State Industry Minister Tarekgne Bululta, speaking to the state-run Ethiopian News Agency, highlighted the remarkable growth in domestic production. Just four years ago, the value of import-substituted goods stood at USD 345 million. This figure surged to USD2.9 billion three years ago and reached USD2.8 billion in the last fiscal year, reflecting a sustained upward trend.
In the first eight months of 2024/2025 alone, Ethiopia has already recorded USD2.7 billion in import substitution, underscoring the momentum of this economic policy. The government is now working closely with stakeholders to push this figure to USD3.9 billion by the end of the fiscal year.

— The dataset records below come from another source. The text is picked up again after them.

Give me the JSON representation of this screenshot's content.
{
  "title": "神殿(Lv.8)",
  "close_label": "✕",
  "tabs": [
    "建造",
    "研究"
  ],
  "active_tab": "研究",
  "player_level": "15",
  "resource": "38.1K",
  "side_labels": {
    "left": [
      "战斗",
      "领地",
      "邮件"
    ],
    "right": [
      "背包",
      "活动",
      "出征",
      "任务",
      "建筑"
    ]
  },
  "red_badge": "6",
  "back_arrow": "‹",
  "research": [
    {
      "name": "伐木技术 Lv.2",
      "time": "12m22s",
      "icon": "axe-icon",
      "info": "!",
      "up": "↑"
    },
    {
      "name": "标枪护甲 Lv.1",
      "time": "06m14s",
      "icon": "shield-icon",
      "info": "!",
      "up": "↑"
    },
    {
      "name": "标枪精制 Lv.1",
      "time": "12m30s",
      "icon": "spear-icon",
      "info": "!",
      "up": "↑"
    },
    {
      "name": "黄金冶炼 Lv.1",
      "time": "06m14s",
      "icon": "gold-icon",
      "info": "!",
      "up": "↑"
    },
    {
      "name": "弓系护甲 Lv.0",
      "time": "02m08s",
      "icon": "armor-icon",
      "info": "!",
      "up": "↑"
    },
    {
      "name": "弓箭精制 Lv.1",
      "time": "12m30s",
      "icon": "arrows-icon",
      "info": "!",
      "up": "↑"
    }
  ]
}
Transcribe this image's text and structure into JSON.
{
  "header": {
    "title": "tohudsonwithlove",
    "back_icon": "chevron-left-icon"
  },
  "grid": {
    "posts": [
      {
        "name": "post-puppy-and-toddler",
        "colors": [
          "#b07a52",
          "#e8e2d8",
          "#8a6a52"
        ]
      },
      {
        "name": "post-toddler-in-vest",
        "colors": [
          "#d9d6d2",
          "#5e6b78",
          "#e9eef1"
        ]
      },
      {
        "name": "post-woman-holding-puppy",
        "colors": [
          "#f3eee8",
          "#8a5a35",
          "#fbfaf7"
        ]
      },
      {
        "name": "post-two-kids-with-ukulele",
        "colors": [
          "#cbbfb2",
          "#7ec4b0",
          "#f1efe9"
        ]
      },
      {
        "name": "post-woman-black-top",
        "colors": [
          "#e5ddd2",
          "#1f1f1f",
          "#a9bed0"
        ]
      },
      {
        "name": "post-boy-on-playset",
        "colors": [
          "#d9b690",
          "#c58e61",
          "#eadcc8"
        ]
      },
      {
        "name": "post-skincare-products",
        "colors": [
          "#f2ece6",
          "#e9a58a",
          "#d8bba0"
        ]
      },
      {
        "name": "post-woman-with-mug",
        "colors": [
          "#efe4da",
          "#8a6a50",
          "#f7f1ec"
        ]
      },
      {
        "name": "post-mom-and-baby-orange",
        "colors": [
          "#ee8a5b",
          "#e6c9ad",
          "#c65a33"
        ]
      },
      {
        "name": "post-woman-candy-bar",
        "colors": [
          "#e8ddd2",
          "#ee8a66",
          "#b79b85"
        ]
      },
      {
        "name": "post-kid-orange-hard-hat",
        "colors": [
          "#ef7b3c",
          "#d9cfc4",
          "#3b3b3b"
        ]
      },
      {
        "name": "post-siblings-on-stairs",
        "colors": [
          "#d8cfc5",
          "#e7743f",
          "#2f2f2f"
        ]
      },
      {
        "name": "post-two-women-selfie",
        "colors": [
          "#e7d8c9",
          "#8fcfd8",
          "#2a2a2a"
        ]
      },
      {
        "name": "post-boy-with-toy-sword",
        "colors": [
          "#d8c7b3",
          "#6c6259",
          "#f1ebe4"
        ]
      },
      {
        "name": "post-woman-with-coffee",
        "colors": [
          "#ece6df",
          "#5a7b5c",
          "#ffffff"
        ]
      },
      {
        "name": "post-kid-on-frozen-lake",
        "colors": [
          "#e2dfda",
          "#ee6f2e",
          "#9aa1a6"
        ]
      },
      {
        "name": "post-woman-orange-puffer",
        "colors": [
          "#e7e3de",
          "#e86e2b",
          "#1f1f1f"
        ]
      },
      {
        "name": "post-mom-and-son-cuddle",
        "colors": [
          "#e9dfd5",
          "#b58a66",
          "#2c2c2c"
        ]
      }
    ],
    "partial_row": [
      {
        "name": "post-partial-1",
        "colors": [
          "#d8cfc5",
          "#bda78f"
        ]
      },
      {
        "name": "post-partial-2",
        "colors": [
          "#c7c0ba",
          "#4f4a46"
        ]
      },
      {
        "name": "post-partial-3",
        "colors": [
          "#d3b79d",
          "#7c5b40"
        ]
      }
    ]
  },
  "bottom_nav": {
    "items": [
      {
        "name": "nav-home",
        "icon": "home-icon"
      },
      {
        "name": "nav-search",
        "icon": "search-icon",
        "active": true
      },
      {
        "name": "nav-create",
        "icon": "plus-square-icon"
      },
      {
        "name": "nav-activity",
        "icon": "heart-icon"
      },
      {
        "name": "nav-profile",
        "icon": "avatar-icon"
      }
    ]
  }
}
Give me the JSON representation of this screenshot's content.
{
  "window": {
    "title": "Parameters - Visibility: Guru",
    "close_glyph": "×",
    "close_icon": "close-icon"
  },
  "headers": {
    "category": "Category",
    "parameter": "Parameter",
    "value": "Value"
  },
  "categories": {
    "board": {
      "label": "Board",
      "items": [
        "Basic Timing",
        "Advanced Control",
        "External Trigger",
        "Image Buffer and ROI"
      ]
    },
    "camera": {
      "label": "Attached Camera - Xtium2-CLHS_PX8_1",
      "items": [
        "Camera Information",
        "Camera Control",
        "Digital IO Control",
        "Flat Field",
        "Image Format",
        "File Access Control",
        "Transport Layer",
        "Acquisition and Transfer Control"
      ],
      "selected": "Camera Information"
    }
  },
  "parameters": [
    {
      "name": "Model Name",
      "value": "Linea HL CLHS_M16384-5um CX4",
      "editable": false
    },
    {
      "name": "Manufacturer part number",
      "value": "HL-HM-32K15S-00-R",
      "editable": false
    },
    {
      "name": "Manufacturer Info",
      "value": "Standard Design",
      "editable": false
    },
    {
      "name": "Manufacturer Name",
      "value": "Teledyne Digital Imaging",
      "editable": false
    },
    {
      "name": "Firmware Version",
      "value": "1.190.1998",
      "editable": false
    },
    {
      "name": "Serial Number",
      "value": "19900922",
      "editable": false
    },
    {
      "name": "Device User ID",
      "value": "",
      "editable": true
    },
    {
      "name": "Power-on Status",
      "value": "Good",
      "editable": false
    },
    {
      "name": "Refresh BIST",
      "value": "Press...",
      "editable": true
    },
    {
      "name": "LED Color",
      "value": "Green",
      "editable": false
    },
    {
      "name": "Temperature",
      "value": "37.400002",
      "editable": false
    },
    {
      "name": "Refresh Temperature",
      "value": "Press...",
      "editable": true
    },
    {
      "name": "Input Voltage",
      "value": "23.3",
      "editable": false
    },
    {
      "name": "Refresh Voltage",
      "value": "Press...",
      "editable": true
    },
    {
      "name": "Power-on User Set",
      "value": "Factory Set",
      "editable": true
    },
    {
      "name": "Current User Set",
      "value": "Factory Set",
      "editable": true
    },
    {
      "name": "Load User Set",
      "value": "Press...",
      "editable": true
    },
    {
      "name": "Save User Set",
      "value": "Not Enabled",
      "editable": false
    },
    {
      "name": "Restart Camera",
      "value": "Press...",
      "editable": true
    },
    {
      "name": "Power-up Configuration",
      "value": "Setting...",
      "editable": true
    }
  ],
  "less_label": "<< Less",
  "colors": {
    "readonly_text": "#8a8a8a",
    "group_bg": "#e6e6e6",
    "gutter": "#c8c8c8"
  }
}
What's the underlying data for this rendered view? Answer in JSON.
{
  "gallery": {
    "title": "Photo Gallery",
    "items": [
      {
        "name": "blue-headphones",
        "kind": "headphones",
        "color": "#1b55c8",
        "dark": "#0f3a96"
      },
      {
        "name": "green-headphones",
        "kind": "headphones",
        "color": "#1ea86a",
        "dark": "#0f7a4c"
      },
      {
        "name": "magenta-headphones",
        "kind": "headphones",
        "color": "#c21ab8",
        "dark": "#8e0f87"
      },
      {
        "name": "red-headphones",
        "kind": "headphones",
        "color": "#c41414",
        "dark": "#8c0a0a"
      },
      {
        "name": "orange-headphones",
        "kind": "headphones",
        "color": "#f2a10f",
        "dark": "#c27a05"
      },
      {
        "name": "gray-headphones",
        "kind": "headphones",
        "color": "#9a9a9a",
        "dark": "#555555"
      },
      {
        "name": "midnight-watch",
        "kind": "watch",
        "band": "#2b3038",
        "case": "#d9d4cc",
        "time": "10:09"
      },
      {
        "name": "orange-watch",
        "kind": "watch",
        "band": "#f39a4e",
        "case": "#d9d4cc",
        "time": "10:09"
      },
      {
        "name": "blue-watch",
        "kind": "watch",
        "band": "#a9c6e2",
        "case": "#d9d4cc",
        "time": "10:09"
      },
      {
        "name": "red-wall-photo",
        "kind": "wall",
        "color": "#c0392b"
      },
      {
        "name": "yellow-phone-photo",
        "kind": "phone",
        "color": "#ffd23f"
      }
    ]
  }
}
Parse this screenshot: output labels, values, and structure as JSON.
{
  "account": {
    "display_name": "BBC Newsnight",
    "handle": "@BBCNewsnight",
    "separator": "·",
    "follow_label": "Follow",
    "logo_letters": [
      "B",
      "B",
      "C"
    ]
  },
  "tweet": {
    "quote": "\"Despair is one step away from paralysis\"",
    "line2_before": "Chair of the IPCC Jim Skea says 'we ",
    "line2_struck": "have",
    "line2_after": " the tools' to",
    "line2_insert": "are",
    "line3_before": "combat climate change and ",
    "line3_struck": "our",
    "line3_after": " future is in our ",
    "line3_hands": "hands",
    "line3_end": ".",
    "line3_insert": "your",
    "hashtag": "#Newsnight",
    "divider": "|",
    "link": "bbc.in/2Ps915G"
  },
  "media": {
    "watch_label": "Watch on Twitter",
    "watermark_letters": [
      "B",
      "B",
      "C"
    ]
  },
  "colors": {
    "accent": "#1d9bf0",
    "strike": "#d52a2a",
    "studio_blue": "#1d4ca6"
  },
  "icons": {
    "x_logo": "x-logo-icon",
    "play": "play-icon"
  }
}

The market share of locally produced substitute goods has also expanded significantly, now surpassing 43%. This indicates growing consumer confidence in Ethiopian-made products and increasing competitiveness in the national market.
Tarekgne attributed this success to the government’s strategic focus on reducing reliance on foreign imports and strengthening domestic production. The initiative not only aims to alleviate foreign currency shortages but also seeks to create substantial job opportunities and improve access to affordable goods.
As part of this strategy, the Ministry of Industry has identified 96 key products for domestic substitution, ensuring a structured and targeted approach to import reduction.